Delaying a Judicial Foreclosure
You will have a few weeks to respond to a foreclosure lawsuit filed by the lender. Failing to respond will result in a default judgment for the lender and an order to proceed with the foreclosure sale. If you have a defense, you can prevent the lender from getting a default judgment. If your defense is strong, you may be able to extend the process to a trial. You may be able to prevail at trial if you have adequate evidence to support your defense. This would result in the judge dismissing the case. A dismissal usually will be “without prejudice,” which allows the lender to start over from the beginning.
If your defense is not strong, you may be able to delay the process by responding to the lawsuit, but the delay may be shorter. The lender probably will bring a motion for summary judgment and will get a judgment that ends the case unless you can show that there is a genuine factual dispute.
While it might take years to resolve a foreclosure lawsuit when a homeowner has a strong defense, it might be a matter of months before summary judgment ends a case. Still, this gives you more time than a default judgment, which might happen about a month after the lender files the case. You can also try to delay the process as much as possible by waiting until near the deadline for responding before filing your answer. However, you will not want to run the risk of responding too late and waiving your rights.

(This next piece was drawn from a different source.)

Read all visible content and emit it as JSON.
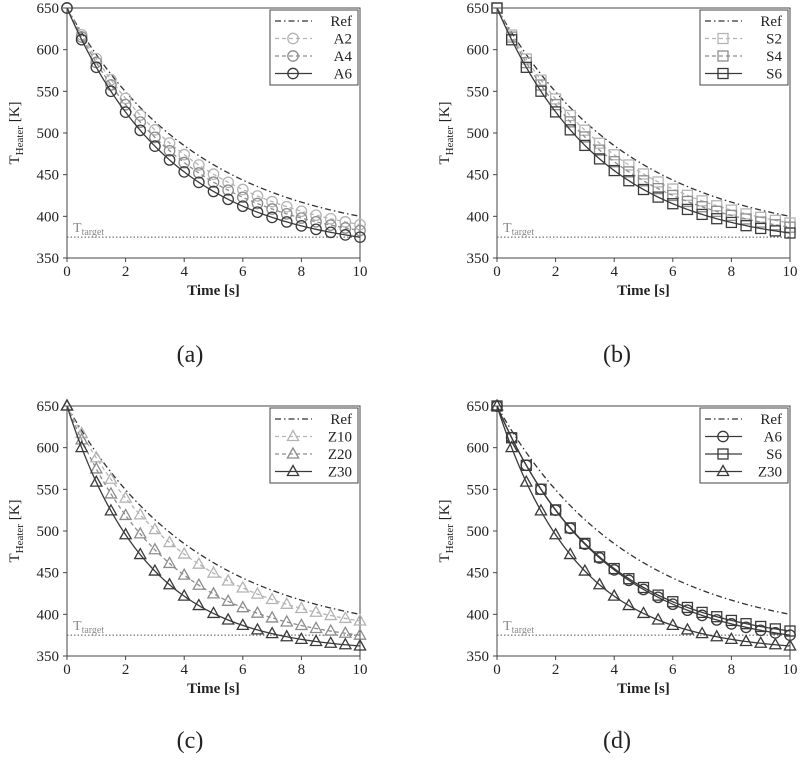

Delaying a Non-Judicial Foreclosure
The process of fighting a non-judicial foreclosure involves bringing your own lawsuit in state court and seeking an injunction to stop the foreclosure sale. In some cases, a homeowner may need to post a bond to compensate for the delay caused by this action. A bond can be a substantial amount of money, so you may want to think twice about challenging a non-judicial foreclosure if your only goal is delaying the process.
You probably will want to retain an attorney to bring this type of case, especially since you have the burden of proof. Legal fees can add up quickly, which can be another reason to hesitate about bringing this action unless you have a strong defense. Also, if you do not have a strong defense, challenging a non-judicial foreclosure may result in only a few months of delay before the court dismisses your case.